An accelerated/advance payment is intended to provide necessary funds when there is a disruption in claims submission and/or claims processing. These ‘loans’ become due August 1 while hospitals in Louisiana are still flooded with COVID-19 patients, still cancelling elective surgeries, and in some instances forced to reduce staff due to escalating costs associated with purchasing new equipment and other resources to deal with the pandemic.
Louisiana Medicare Part A Providers are Hospitals, Skilled Nursing Facilities; Part B Providers are Doctors, Durable Medical Equipment suppliers, and others. Louisiana Part A and Part B Providers received $1.5 billion under this program, made available on May 2.
The first round of these payments, or about half the award, is coming due even while hospitals report massive revenue losses, and the rest of the payments will expire in about two weeks, just as Louisiana needs continued access to the funds.

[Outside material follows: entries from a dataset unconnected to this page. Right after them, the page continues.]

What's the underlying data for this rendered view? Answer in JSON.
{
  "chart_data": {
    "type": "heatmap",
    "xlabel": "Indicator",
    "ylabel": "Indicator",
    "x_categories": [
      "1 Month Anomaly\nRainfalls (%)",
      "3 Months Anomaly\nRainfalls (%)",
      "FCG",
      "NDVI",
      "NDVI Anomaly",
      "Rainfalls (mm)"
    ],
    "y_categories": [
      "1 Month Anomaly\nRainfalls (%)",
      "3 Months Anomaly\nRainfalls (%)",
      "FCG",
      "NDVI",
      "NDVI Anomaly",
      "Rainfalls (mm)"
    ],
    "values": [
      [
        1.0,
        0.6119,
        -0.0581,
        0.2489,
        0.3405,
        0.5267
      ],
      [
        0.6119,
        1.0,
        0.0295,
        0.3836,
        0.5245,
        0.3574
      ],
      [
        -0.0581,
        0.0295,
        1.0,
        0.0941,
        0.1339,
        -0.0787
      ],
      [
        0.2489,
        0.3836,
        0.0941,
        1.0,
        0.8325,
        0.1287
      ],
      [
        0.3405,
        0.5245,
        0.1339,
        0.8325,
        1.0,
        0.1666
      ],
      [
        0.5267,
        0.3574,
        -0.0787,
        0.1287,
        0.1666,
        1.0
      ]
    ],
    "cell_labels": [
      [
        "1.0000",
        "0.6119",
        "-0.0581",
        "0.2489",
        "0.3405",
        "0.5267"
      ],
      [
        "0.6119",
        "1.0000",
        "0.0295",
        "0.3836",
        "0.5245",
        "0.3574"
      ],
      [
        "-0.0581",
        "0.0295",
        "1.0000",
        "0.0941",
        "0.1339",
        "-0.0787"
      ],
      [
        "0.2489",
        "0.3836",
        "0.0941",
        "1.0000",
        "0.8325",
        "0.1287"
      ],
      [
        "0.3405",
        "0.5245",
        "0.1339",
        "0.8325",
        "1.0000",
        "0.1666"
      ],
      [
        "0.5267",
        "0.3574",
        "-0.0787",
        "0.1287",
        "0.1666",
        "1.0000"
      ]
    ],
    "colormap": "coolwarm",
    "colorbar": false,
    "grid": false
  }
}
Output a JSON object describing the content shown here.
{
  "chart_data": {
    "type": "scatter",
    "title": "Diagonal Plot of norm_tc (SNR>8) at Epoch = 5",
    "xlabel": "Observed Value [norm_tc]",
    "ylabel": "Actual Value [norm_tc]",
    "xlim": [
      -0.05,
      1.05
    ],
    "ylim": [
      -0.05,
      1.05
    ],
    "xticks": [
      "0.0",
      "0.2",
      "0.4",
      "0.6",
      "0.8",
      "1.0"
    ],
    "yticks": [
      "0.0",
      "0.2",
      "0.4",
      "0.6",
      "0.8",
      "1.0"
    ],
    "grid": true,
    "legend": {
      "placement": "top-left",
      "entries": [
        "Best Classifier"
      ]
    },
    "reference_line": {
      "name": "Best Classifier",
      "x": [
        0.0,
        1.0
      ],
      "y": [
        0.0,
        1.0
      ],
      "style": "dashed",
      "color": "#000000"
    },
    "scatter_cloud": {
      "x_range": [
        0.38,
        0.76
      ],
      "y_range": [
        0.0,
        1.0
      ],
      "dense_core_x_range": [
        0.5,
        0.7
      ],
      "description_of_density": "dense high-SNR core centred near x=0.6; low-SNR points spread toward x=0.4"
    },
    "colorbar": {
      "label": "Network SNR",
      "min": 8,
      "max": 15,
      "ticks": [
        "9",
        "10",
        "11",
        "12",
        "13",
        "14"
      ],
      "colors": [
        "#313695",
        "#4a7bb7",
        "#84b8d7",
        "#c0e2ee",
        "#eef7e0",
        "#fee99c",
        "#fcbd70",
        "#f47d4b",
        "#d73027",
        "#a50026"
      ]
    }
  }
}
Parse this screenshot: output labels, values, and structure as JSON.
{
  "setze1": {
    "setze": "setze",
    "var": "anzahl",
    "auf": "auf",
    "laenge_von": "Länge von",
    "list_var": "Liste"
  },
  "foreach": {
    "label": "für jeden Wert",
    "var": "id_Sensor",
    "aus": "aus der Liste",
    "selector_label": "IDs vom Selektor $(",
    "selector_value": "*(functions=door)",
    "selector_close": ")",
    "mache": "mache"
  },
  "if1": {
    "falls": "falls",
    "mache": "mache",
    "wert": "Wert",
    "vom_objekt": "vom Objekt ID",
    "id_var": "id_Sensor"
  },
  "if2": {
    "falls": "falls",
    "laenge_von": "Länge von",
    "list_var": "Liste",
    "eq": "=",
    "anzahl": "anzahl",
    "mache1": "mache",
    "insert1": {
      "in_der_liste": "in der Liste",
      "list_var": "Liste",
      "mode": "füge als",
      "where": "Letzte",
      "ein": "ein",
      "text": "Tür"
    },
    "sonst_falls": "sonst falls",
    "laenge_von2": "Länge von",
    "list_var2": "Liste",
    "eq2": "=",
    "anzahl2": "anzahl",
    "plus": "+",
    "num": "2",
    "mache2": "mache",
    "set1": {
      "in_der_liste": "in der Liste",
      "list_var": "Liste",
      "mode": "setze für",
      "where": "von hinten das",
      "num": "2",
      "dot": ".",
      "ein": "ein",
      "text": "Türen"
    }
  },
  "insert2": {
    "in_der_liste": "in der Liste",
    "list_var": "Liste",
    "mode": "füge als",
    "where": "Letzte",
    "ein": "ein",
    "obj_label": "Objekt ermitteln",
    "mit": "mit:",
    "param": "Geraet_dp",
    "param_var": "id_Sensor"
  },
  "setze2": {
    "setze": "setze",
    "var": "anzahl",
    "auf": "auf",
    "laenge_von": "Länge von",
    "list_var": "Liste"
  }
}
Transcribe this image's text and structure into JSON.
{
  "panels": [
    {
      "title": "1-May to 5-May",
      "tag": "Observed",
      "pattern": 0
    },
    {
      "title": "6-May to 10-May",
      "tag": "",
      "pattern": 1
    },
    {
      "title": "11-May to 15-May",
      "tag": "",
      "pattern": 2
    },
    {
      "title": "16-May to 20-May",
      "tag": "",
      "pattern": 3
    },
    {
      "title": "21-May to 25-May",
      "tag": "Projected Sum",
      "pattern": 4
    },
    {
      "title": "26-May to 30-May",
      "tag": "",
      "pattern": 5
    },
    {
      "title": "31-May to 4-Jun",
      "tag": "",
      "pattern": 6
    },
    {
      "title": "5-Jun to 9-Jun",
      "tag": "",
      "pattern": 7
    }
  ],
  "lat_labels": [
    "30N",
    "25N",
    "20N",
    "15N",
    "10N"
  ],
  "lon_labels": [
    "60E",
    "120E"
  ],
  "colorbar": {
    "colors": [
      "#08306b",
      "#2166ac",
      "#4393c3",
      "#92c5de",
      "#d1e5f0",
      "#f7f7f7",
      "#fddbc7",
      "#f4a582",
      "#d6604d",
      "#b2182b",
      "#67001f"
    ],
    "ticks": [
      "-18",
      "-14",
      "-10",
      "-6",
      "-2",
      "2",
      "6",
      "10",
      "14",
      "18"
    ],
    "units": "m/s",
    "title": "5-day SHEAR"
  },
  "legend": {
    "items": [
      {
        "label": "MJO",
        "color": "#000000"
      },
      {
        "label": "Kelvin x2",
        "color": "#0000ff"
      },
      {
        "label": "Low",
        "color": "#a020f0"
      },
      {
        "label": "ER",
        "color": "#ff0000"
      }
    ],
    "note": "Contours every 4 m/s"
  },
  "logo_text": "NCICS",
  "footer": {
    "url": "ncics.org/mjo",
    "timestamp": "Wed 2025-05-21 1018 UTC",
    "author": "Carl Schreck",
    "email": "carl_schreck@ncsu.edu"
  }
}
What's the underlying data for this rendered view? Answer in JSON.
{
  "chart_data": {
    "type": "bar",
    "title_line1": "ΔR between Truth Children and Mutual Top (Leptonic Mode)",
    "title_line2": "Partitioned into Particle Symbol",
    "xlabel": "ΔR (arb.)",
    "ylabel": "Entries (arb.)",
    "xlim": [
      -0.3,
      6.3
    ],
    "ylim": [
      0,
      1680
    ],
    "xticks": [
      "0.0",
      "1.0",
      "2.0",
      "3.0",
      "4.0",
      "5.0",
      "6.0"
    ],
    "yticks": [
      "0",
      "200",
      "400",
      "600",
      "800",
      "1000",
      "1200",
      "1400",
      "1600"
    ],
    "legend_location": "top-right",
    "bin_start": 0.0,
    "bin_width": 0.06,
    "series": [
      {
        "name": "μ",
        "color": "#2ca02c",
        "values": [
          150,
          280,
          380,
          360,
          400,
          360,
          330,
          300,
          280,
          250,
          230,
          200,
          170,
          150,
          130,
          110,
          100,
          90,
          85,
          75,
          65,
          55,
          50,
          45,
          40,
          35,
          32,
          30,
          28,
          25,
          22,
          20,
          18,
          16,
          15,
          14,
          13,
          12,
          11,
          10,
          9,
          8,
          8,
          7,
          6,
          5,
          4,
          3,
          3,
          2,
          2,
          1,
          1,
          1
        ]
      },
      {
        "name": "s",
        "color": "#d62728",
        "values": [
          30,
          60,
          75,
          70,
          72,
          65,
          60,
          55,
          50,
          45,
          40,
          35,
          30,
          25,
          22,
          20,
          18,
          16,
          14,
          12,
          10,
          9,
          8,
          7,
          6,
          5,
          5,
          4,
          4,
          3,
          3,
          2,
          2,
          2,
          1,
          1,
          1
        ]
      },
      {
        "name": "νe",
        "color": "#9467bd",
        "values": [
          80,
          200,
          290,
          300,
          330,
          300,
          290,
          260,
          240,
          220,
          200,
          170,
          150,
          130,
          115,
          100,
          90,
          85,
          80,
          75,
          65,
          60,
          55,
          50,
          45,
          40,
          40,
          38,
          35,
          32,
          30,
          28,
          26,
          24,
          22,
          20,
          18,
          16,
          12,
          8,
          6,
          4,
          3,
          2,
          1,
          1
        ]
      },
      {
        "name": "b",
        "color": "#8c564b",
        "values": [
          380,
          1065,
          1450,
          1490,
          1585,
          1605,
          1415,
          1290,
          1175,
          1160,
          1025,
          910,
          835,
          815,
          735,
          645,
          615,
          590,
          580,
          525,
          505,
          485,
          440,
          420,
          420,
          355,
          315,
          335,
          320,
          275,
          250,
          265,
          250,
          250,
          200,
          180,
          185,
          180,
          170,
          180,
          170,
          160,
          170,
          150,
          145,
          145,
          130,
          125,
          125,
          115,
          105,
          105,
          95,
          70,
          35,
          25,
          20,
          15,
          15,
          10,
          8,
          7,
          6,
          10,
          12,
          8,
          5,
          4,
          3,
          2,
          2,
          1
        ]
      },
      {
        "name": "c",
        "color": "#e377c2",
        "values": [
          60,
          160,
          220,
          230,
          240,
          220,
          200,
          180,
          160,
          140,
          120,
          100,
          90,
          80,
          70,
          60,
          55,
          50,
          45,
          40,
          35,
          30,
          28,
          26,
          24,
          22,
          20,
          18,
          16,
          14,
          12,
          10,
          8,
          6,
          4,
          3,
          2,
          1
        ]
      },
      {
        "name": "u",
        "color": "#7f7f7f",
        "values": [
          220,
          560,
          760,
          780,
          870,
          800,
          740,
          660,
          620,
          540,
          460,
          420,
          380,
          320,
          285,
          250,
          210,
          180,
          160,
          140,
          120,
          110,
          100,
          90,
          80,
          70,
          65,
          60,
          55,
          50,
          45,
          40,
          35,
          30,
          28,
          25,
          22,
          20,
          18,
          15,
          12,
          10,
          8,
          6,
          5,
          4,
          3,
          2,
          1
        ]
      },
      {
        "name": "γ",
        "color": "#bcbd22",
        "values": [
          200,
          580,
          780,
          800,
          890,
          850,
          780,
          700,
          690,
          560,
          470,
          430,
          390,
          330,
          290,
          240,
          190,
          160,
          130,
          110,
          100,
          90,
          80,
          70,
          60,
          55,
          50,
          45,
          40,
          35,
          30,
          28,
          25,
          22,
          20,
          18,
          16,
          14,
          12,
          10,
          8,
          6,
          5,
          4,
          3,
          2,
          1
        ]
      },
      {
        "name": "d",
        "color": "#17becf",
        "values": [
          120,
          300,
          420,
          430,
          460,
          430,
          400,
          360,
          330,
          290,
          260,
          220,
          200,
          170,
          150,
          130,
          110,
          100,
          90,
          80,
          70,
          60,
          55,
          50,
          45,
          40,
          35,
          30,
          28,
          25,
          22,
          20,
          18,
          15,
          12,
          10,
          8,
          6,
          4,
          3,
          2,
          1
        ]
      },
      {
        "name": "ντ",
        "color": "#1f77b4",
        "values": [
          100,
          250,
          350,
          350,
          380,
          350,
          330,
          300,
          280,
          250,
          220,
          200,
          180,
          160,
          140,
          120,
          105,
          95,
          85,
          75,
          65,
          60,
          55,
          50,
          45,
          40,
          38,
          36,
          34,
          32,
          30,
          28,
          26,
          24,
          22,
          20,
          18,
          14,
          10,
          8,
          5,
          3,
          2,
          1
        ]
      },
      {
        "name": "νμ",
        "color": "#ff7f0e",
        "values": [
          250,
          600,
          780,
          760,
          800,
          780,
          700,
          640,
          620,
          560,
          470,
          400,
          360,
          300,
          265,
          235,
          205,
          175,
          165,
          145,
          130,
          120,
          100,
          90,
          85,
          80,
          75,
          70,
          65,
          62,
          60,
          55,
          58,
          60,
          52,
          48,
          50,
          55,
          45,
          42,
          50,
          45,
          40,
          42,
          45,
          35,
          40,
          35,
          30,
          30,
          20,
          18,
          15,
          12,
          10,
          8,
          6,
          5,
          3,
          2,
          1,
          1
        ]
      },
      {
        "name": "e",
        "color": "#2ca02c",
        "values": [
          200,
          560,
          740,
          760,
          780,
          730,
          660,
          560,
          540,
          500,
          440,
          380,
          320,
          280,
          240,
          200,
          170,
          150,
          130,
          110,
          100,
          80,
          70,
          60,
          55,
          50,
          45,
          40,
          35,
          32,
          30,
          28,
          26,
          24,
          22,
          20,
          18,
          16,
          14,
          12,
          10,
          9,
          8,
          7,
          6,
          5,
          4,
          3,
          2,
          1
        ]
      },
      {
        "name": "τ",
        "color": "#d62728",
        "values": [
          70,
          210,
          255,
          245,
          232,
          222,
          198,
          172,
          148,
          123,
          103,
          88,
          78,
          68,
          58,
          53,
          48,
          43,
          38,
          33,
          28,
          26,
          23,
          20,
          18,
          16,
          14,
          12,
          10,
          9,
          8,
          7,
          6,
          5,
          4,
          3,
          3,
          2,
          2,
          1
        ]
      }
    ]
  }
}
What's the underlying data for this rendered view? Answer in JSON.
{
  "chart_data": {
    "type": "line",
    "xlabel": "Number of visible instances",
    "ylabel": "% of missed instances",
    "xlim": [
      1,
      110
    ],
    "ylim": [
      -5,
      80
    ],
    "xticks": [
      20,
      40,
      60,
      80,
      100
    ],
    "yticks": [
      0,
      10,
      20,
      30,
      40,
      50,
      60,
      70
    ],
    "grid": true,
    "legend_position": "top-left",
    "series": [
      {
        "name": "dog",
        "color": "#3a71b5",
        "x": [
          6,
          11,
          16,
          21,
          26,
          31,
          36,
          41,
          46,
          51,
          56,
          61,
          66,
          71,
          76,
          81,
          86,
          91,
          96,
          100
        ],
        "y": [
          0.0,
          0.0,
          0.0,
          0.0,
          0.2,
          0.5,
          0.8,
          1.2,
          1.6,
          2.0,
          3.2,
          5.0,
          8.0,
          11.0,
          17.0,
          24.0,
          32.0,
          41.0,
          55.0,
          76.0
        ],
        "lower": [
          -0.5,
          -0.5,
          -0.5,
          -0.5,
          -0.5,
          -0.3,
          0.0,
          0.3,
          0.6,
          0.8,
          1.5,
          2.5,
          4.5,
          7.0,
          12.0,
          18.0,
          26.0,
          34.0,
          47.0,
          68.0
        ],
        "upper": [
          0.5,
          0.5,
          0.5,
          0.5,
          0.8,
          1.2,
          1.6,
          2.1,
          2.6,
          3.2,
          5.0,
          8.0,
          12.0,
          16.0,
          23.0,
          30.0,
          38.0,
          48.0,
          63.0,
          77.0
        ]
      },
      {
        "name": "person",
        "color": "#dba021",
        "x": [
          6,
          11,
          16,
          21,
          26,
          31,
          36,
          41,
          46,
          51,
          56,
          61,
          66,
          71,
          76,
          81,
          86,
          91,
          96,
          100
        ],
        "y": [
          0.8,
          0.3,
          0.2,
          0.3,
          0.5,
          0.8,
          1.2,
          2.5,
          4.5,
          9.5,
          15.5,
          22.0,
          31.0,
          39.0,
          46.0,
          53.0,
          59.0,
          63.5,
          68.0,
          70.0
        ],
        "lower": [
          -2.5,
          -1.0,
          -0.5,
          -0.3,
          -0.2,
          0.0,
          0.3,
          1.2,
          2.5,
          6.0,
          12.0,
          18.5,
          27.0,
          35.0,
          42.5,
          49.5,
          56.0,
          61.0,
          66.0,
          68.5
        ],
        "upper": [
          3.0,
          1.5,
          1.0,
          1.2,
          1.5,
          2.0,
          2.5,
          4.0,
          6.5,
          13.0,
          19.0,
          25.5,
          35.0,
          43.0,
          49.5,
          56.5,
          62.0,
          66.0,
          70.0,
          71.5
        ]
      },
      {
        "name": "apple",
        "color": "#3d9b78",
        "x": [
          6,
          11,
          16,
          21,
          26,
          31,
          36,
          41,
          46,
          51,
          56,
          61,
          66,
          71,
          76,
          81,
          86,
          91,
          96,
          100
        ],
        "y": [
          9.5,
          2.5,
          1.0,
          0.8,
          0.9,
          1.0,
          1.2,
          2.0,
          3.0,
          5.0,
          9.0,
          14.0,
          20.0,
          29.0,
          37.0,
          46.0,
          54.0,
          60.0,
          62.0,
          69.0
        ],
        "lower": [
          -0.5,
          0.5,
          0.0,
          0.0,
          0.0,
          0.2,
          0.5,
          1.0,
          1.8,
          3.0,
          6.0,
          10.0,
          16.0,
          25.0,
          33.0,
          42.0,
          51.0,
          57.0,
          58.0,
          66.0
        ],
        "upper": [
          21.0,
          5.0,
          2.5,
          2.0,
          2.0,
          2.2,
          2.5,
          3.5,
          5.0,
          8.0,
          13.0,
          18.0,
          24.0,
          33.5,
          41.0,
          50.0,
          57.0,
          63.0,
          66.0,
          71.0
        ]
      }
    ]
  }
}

Oschner said its healthcare system, which sees about $4 billion in revenue yearly, predicted 2020 revenue losses would fall in the $350 million to $500 million range. LCMC Chief Executive Officer Greg Feirn predicted revenue loss of about $100 million between March, April and May, excluding money spent on equipment and additional workers during the hospital’s surge. Tulane Medical Center, which is majority-owned by health care giant HCA Health Care, received $26.4 million from the federal payout for hospitals in hotspots, but hospital spokesperson Sarah Balyeat said it represents just a fraction of anticipated lost revenue and increased expenses.
Contact Dr. Bill. Cassidy, U.S. Senator from Louisiana, to get an update on what Congress is doing to resolve this issue before the August recess.
Hospital associations are asking Congress to push back the draw down deadline and repayment schedule of the MAAPP loans and lower the payback interest rate from 10 to one percent. If Congress does not resolve the issue, Louisiana stands to lose access to more than half a billion dollars in needed hospital assistance.